The study team created a map of where proteins attach to DNA and identified two sites where ERα binds to MC4r to regulate its activity, establishing a clear link between the hormone receptor and the gene. The gene at the centre of the circuit, MC4r (the reason we’re here) is know for its role in regulating energy, appetite and weight and mutated forms of the genes can lead to obesity which can be particularly severe in females.
This research illuminates what happens to women during menopause as loss of oestrogen disrupts the energy circuit, meaning they become more sedentary, gain weight and develop metabolic disorders like type 2 diabetes.
The Importance of Oestrogen
The study above used female and male mice to come to their conclusion. Using a technique called DREADDs to make the VMHvl neurons express a receptor that could only be activated by a harmless chemical added to their water. Both sets of mice became more active, and the females lost nearly 10 per cent of their body weight after 24-hours of continuous administration. But, inhibiting these neurons had the opposite effect, making females more sedentary.
The same thing happened in female mice that lacked ovaries and had been put on a high-fat diet.

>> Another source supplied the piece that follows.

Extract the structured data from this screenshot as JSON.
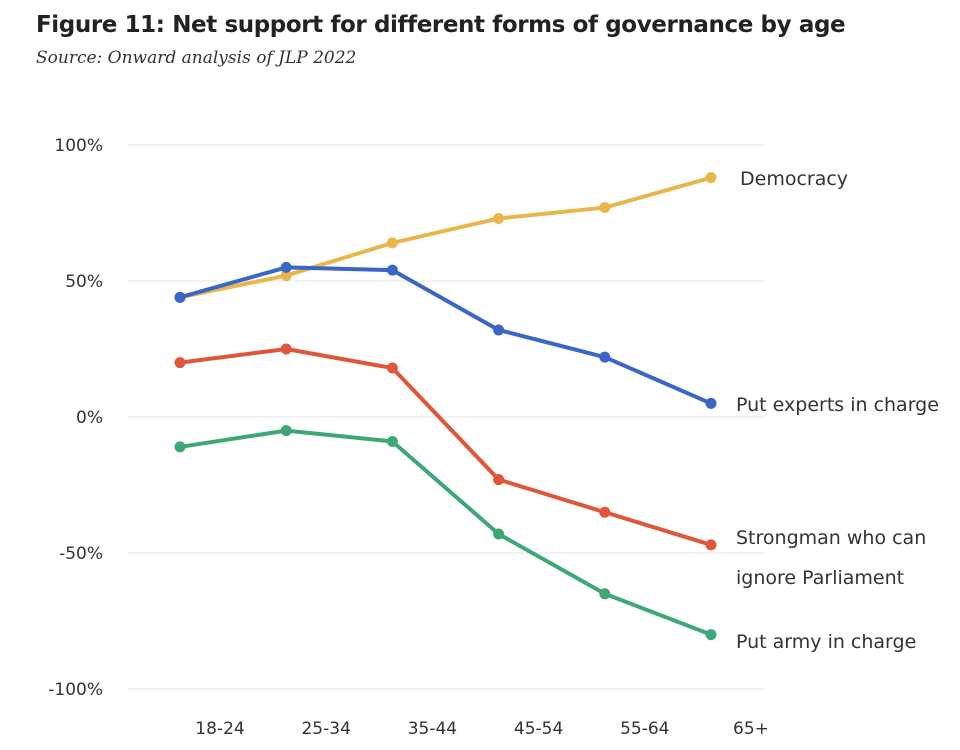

A single instance of DREADD stimulation reversed the harmful metabolic effects of both oestrogen depletion and diet-induced obesity. Long-term administration caused obese mice to slim down dramatically, and it improved their overall metabolic health.
The reason these results are exciting is because they highlight the key role of MC4r and activity promoting neutrons suggesting how gene therapy tools might be adapted for genetic obesity treatments.
Doctors stopped prescribing hormone replacement therapy for symptoms of menopause in 2002 after a study found it increased the risk of endometrial and breast cancer, as well as blood clots and stroke. However, this new research suggests that hormone therapy can make a difference to a persons well-being and deserves another look.
Let’s at least find out what it’s doing, so maybe we can bypass it and get those positive effects of oestrogen another way, by another drug, another target. Until we have that, women are just stuck with, ‘You’re not going to have what makes you feel better.’ That’s why I’m so passionate about this researchHolly Ingraham, PhD, the Herzstein Professor of Molecular Physiology at UCSF
To me this is really exciting news. I like the idea that more research is being done on these topics and that possible treatments are starting to come out of the woodwork. I think it’s so important for people with genetic weight issues to have options available to them, to not live with (24/7 food) restrictions and to have doctors who understand the mental health implications that come with the burdens of a genetic obesity.
Yes, there are clearly things to work out, such as the research from the 2002 study. But this research is in it’s early days and still needs a lot of development. But for all of us other there with mutated genes, it’s hope.